Fachkräftekonferenz fand große Resonanz

Text von: redaktion

Knapp 140 hochrangige Vertreter aus Wirtschaft, Wissenschaft, Politik und Verwaltung nahmen am 23. März 2011 an der 1. Fachkräftekonferenz Südniedersachsen teil, zu der die Geschäftsstelle Göttingen der Industrie- und Handelskammer Hannover in den Ratssaal der Stadt Göttingen eingeladen hatte.

Insbesondere die erfreuliche Resonanz der rund 60 anwesenden Unternehmensvertreter bekräftigt die Initiatoren in ihrer Idee.

Die Fachkräftekonferenz findet zukünftig zweimal pro Jahr statt. Die nächste Konferenz ist für den 27. September 2011 geplant.

„Wir möchten den Unternehmen mit dieser Konferenz die Gelegenheit geben, ihren Fachkräftebedarf zu artikulieren und mit regionalen Partnern in Kontakt zu kommen, die bei der Schaffung von adäquaten Lösungen unterstützen können“, verdeutlichte Heinz Orlob, stellvertretender Hauptgeschäftsführer der IHK Hannover, den Ansatz der Fachkräftekonferenz.

Laut Orlob habe die Veranstaltung einen Modellcharakter für die gesamte IHK-Region.

Ziel sei es, Transparenz zu erzeugen, Erfahrungen auszutauschen, Aktivitäten zu bündeln und aufeinander abzustimmen, um gemeinsame Lösungen zu schaffen.

Zentraler Punkt des Programms waren die Erfahrungsberichte aus der betrieblichen Praxis. Daniela Ruhstrat, Personal- und Marketingleiterin der Ruhstrat Haus- und Versorgungstechnik GmbH, Wolfram Joos, Personalleiter der Novelis Deutschland GmbH und Robert Schmidthals, Geschäftsführer Rezeptprüfstelle Duderstadt GmbH gaben aufschlussreiche Einblicke in die Fachkräftesituation ihrer Unternehmen und waren sich im Grundsatz absolut einig:

„Standardlösungen reichen nicht mehr aus – der `War of Talents` ist voll entbrannt“, so der allgemeine Tenor aus den Betrieben.

In den Vorträgen wurde insbesondere deutlich, dass die Betriebe je nach Branche, Berufsgruppe und Betriebsgröße vor ganz unterschiedlichen Herausforderungen stehen. Allesamt verzeichnen sie quantitative Rückgänge bei den Bewerberzahlen und bemängeln das allgemein sinkende Qualifikationsniveau.

Zuvor hatten Oberbürgermeister Wolfgang Meyer von kommunaler Seite und Jörg Lahner vom Lehrstuhl für Regionalökonomie und Wirtschaftsförderung der HAWK aus der wissenschaftlichen Perspektive das Plenum auf die Fachkräfteproblematik eingestimmt.

Stefan Schäfer, Bereichsleiter der Agentur für Arbeit Göttingen, stellte den neuen „Arbeitsmarktmonitor“ vor.

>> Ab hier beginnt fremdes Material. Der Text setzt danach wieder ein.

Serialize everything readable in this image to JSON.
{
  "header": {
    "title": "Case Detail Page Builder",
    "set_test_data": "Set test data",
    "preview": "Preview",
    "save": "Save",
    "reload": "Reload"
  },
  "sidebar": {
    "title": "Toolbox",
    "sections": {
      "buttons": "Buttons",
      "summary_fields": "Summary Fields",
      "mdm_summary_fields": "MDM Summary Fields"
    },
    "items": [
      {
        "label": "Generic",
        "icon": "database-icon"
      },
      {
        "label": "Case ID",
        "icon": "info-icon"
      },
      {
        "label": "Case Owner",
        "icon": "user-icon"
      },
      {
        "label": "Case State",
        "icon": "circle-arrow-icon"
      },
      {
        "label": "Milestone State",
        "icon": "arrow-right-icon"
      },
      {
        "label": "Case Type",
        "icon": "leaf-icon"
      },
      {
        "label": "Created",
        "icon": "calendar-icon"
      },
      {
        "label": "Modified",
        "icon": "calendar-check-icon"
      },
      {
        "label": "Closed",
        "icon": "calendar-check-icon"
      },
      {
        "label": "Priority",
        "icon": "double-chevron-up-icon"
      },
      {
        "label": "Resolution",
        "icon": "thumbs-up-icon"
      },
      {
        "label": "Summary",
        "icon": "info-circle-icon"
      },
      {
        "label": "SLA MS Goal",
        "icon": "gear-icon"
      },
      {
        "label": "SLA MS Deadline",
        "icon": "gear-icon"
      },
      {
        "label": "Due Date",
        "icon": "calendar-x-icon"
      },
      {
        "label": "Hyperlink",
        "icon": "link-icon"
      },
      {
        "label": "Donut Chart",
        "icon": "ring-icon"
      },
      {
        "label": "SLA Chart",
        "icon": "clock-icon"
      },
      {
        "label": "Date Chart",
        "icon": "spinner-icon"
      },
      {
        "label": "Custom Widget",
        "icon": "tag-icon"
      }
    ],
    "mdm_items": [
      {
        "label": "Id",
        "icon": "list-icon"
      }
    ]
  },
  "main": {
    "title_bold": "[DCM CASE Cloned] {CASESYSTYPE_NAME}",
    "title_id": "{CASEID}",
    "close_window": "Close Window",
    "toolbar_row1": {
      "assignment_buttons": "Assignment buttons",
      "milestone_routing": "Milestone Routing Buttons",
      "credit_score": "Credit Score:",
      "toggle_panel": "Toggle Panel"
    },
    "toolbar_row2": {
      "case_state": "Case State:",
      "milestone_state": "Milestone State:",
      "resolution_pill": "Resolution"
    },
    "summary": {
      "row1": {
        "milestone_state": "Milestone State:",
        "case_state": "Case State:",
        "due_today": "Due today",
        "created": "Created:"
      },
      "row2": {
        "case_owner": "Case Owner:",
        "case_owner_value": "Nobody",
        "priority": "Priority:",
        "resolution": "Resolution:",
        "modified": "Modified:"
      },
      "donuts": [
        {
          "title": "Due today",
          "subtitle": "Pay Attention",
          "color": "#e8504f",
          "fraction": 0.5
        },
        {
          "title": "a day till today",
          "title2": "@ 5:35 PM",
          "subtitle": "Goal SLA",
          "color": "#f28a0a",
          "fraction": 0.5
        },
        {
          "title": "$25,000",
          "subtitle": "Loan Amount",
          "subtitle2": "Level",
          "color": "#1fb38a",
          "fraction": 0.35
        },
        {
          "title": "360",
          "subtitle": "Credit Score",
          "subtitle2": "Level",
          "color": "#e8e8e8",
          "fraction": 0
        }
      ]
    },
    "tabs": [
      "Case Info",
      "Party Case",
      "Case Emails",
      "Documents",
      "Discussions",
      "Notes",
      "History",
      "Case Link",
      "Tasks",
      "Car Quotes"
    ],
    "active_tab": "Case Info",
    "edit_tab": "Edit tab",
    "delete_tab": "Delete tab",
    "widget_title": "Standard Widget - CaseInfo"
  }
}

Der Arbeitsmarktmonitor (AM) ist eine internetbasierte Plattform, die mit wenigen Klicks Vergleiche zwischen den regionalen, landes- und bundesweiten Arbeitsmärkten ermöglicht. Der AM stellt somit ein attraktives Instrument zur Analyse der Fachkräftesituation in der Region dar.

In der anschließenden Diskussion kristallisierten sich einige Themenfelder und Ansatzpunkte heraus, die die Fachkräftekonferenz bearbeiten wird. Dazu zählen Maßnahmen zur Erhöhung der Standortattraktivität, die Ausweitung des Kinderbetreuungsangebotes für Arbeitnehmer, die Reduzierung von Schul- und Studienabbrechern sowie die Verbesserung der Erreichbarkeit der Betriebe durch den ÖPNV.

Geplant ist ebenfalls eine Datensammlung über die bestehenden regionalen Aktivitäten und Projekte, die sich mit der Fachkräfteproblematik beschäftigen. Dies wird die notwendige Transparenz vor Ort sicherstellen und mit dazu beitragen, dass die regionalen Partner leichter zueinander finden.

Die Fachkräftekonferenz verfolge einen integrativen Ansatz und wolle keine neuen Strukturen schaffen sondern auf den bestehenden ansetzen, betonte Martin Rudolph, Geschäftsstellenleiter der IHK in Göttingen.

„Wir werden von Halbjahr zu Halbjahr gemeinsam mit allen Partnern schauen, was die einzelnen Maßnahmen bewirkt haben, Erfolgreiches verstärken sowie wenig Nutzbringendes wieder aus dem regionalen Handlungskatalog streichen“, fasste Rudolph die Perspektive und Ausrichtung der Fachkräftekonferenz zusammen.